Create a Crawl

To create a crawl, make a POST request to this endpoint with Content-Type set to application/x-www-form-urlencoded and include the minimum settings specified below. Please note that this API does not accept JSON payloads.

Creating a crawl job will instruct Diffbot to immediately start spidering through the provided seed URLs for links and process them with a specified Extract API.

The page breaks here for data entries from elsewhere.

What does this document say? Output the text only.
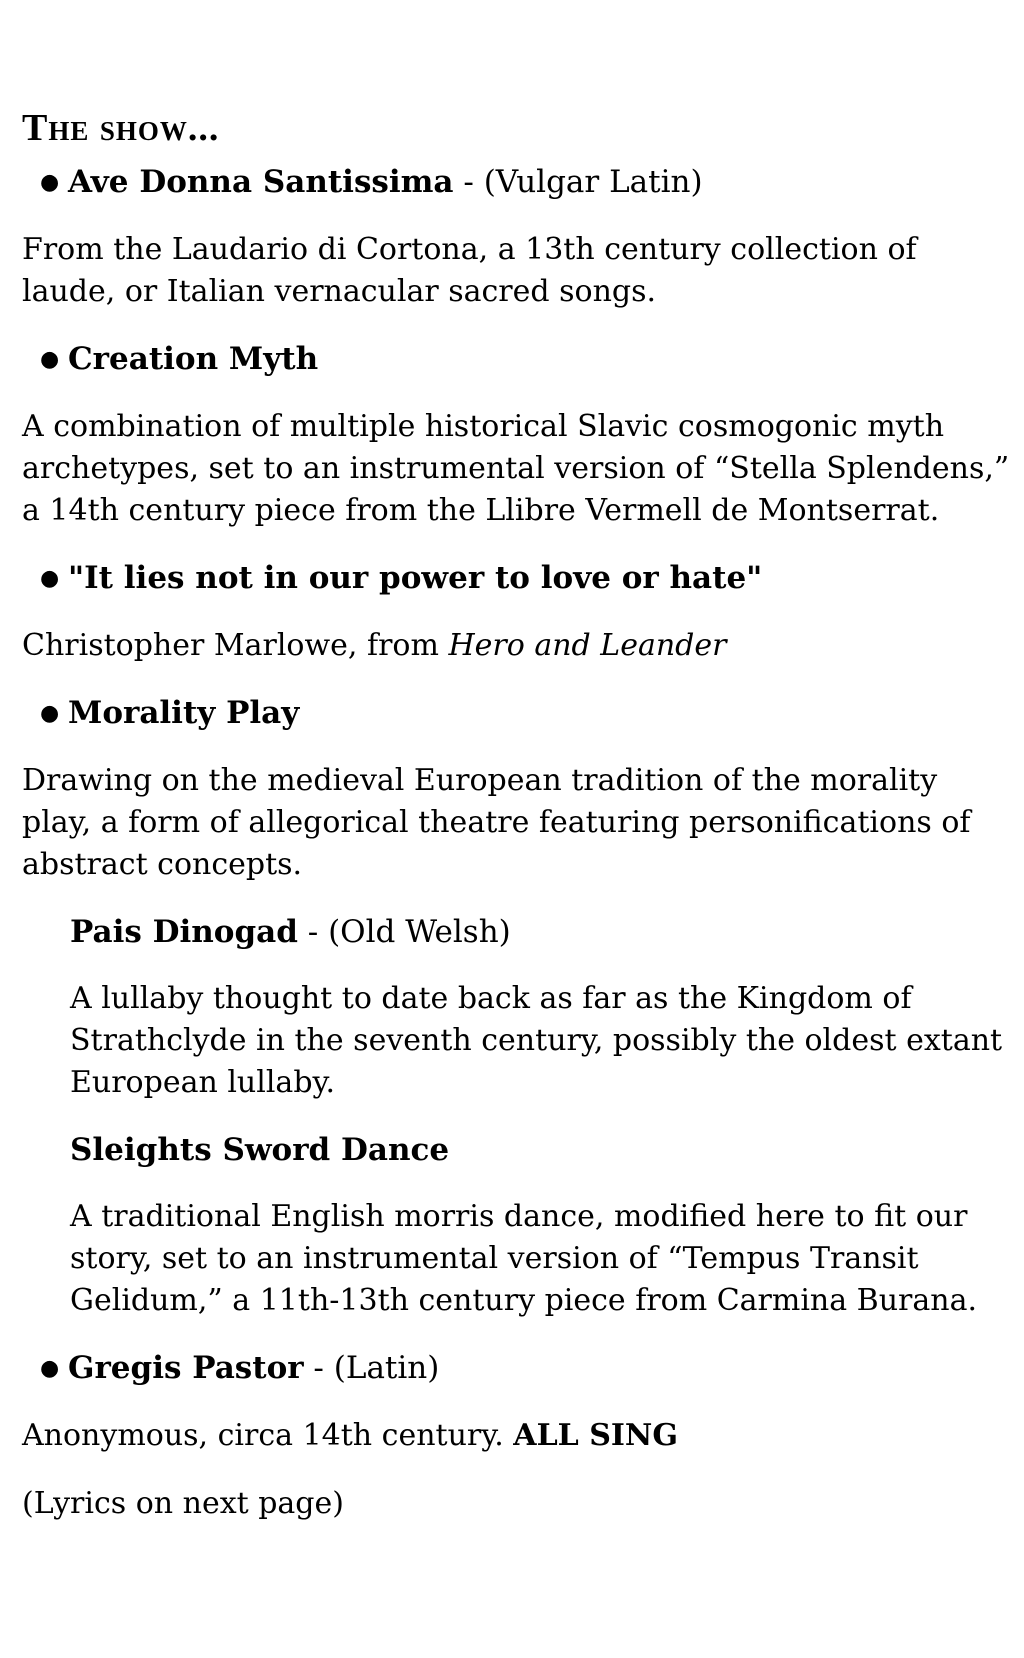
The show...
● Ave Donna Santissima - (Vulgar Latin)
From the Laudario di Cortona, a 13th century collection of laude, or Italian vernacular sacred songs.
● Creation Myth
A combination of multiple historical Slavic cosmogonic myth archetypes, set to an instrumental version of “Stella Splendens,” a 14th century piece from the Llibre Vermell de Montserrat.
● "It lies not in our power to love or hate"
Christopher Marlowe, from Hero and Leander
● Morality Play
Drawing on the medieval European tradition of the morality play, a form of allegorical theatre featuring personifications of abstract concepts.
Pais Dinogad - (Old Welsh)
A lullaby thought to date back as far as the Kingdom of Strathclyde in the seventh century, possibly the oldest extant European lullaby.
Sleights Sword Dance
A traditional English morris dance, modified here to fit our story, set to an instrumental version of “Tempus Transit Gelidum,” a 11th-13th century piece from Carmina Burana.
● Gregis Pastor - (Latin)
Anonymous, circa 14th century. ALL SING
(Lyrics on next page)
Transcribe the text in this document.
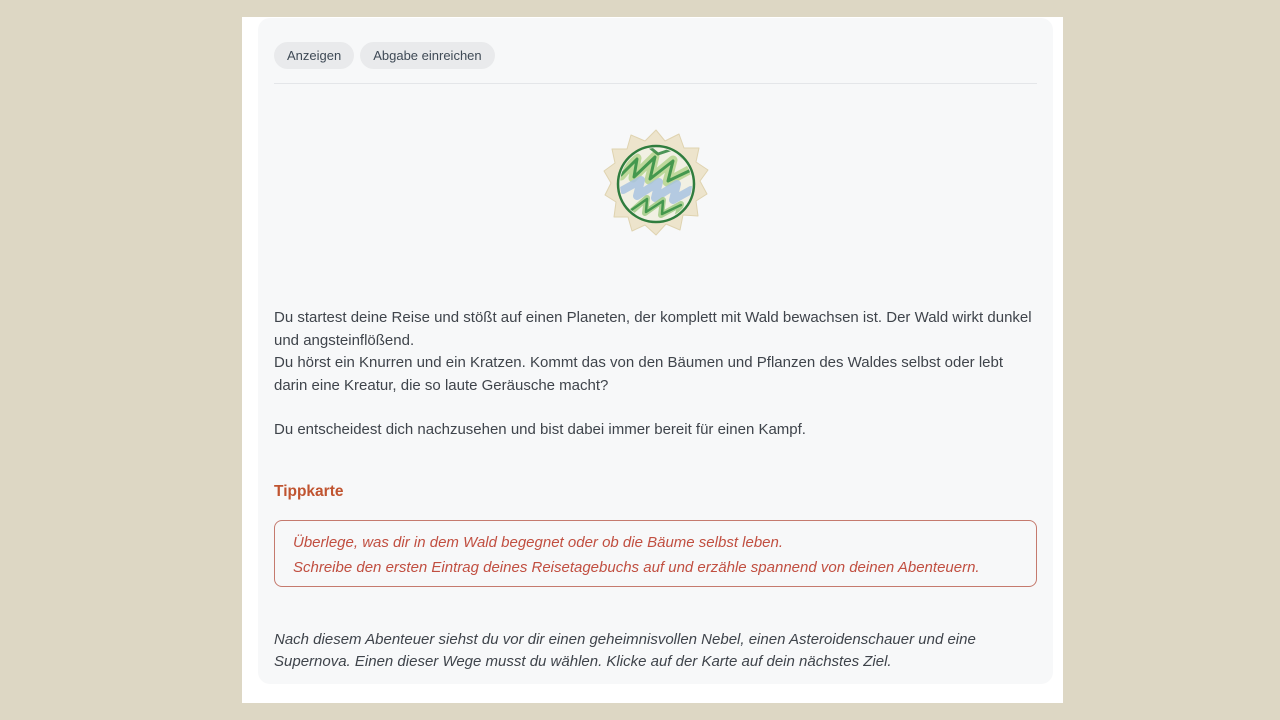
Anzeigen	Abgabe einreichen

Du startest deine Reise und stößt auf einen Planeten, der komplett mit Wald bewachsen ist. Der Wald wirkt dunkel und angsteinflößend.

Du hörst ein Knurren und ein Kratzen. Kommt das von den Bäumen und Pflanzen des Waldes selbst oder lebt darin eine Kreatur, die so laute Geräusche macht?

Du entscheidest dich nachzusehen und bist dabei immer bereit für einen Kampf.

Tippkarte
Überlege, was dir in dem Wald begegnet oder ob die Bäume selbst leben.
Schreibe den ersten Eintrag deines Reisetagebuchs auf und erzähle spannend von deinen Abenteuern.
Nach diesem Abenteuer siehst du vor dir einen geheimnisvollen Nebel, einen Asteroidenschauer und eine Supernova. Einen dieser Wege musst du wählen. Klicke auf der Karte auf dein nächstes Ziel.
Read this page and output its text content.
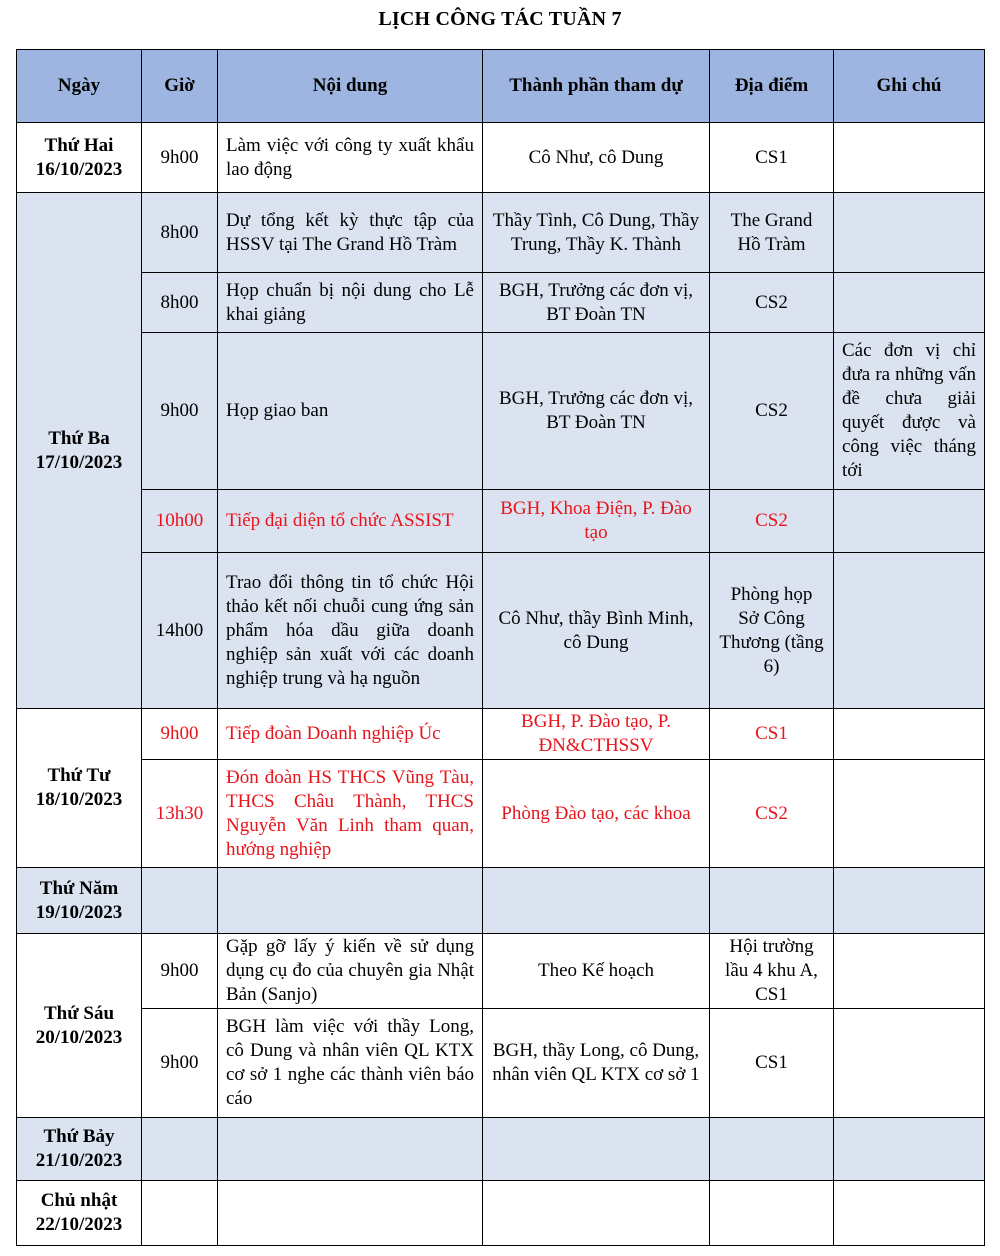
LỊCH CÔNG TÁC TUẦN 7
Ngày	Giờ	Nội dung	Thành phần tham dự	Địa điểm	Ghi chú

Thứ Hai
16/10/2023	9h00	Làm việc với công ty xuất khẩu lao động	Cô Như, cô Dung	CS1	

Thứ Ba
17/10/2023	8h00	Dự tổng kết kỳ thực tập của HSSV tại The Grand Hồ Tràm	Thầy Tình, Cô Dung, Thầy Trung, Thầy K. Thành	The Grand Hồ Tràm	
	8h00	Họp chuẩn bị nội dung cho Lễ khai giảng	BGH, Trưởng các đơn vị, BT Đoàn TN	CS2	
	9h00	Họp giao ban	BGH, Trưởng các đơn vị, BT Đoàn TN	CS2	Các đơn vị chỉ đưa ra những vấn đề chưa giải quyết được và công việc tháng tới
	10h00	Tiếp đại diện tổ chức ASSIST	BGH, Khoa Điện, P. Đào tạo	CS2	
	14h00	Trao đổi thông tin tổ chức Hội thảo kết nối chuỗi cung ứng sản phẩm hóa dầu giữa doanh nghiệp sản xuất với các doanh nghiệp trung và hạ nguồn	Cô Như, thầy Bình Minh, cô Dung	Phòng họp Sở Công Thương (tầng 6)	

Thứ Tư
18/10/2023	9h00	Tiếp đoàn Doanh nghiệp Úc	BGH, P. Đào tạo, P. ĐN&CTHSSV	CS1	
	13h30	Đón đoàn HS THCS Vũng Tàu, THCS Châu Thành, THCS Nguyễn Văn Linh tham quan, hướng nghiệp	Phòng Đào tạo, các khoa	CS2	

Thứ Năm
19/10/2023					

Thứ Sáu
20/10/2023	9h00	Gặp gỡ lấy ý kiến về sử dụng dụng cụ đo của chuyên gia Nhật Bản (Sanjo)	Theo Kế hoạch	Hội trường lầu 4 khu A, CS1	
	9h00	BGH làm việc với thầy Long, cô Dung và nhân viên QL KTX cơ sở 1 nghe các thành viên báo cáo	BGH, thầy Long, cô Dung, nhân viên QL KTX cơ sở 1	CS1	

Thứ Bảy
21/10/2023					

Chủ nhật
22/10/2023					
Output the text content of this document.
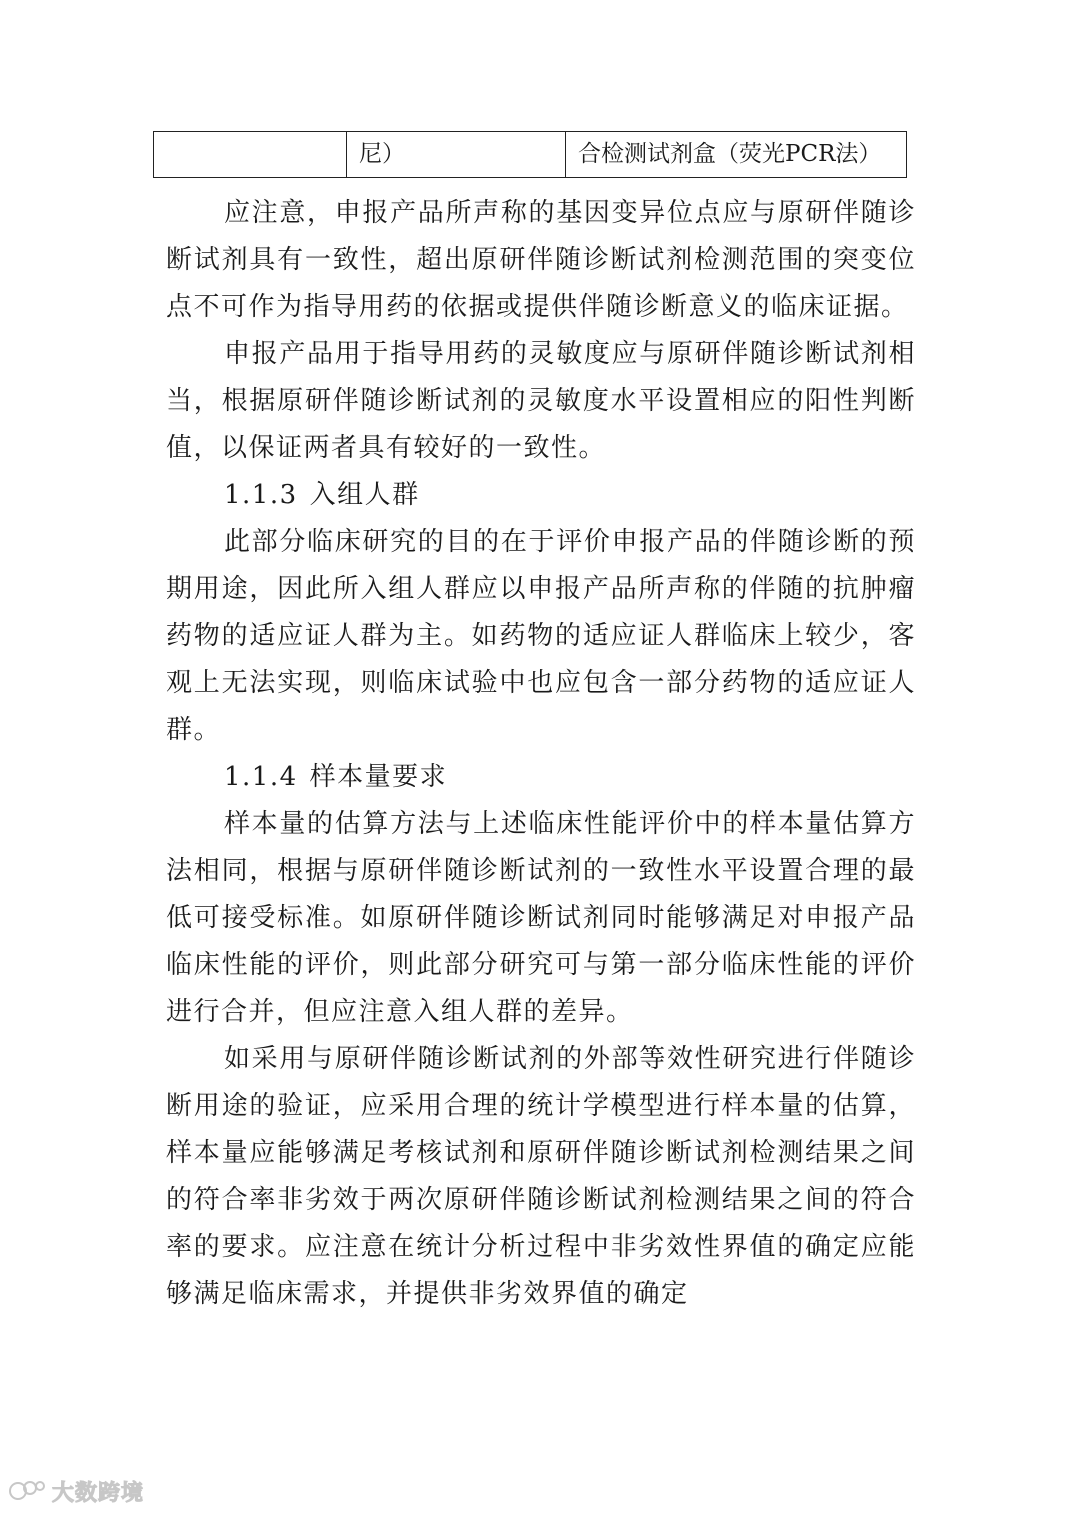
	尼）	合检测试剂盒（荧光PCR法）

应注意，申报产品所声称的基因变异位点应与原研伴随诊断试剂具有一致性，超出原研伴随诊断试剂检测范围的突变位点不可作为指导用药的依据或提供伴随诊断意义的临床证据。

申报产品用于指导用药的灵敏度应与原研伴随诊断试剂相当，根据原研伴随诊断试剂的灵敏度水平设置相应的阳性判断值，以保证两者具有较好的一致性。

1.1.3 入组人群

此部分临床研究的目的在于评价申报产品的伴随诊断的预期用途，因此所入组人群应以申报产品所声称的伴随的抗肿瘤药物的适应证人群为主。如药物的适应证人群临床上较少，客观上无法实现，则临床试验中也应包含一部分药物的适应证人群。

1.1.4 样本量要求

样本量的估算方法与上述临床性能评价中的样本量估算方法相同，根据与原研伴随诊断试剂的一致性水平设置合理的最低可接受标准。如原研伴随诊断试剂同时能够满足对申报产品临床性能的评价，则此部分研究可与第一部分临床性能的评价进行合并，但应注意入组人群的差异。

如采用与原研伴随诊断试剂的外部等效性研究进行伴随诊断用途的验证，应采用合理的统计学模型进行样本量的估算，样本量应能够满足考核试剂和原研伴随诊断试剂检测结果之间的符合率非劣效于两次原研伴随诊断试剂检测结果之间的符合率的要求。应注意在统计分析过程中非劣效性界值的确定应能够满足临床需求，并提供非劣效界值的确定

大数跨境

Additional settings are available to crawl only links that match a certain URL pattern, or extract only some crawled links.

Quickstart Examples

These request examples will initiate a crawl on https://example.com using the Analyze API. This is a one page site, so crawling should be complete within seconds.

import requests
import json

url = "https://api.diffbot.com/v3/crawl?token=<YOUR DIFFBOT TOKEN>"

payload = {
  "name": "test-crawl",
  "seeds": "https://example.com",
  "apiUrl": "https://api.diffbot.com/v3/analyze",
  "maxToCrawl": 100
}

headers = {
  'Content-Type': 'application/x-www-form-urlencoded'
}

response = requests.request("POST", url, headers=headers, data=payload)

print(json.dumps(response.json(), indent=4))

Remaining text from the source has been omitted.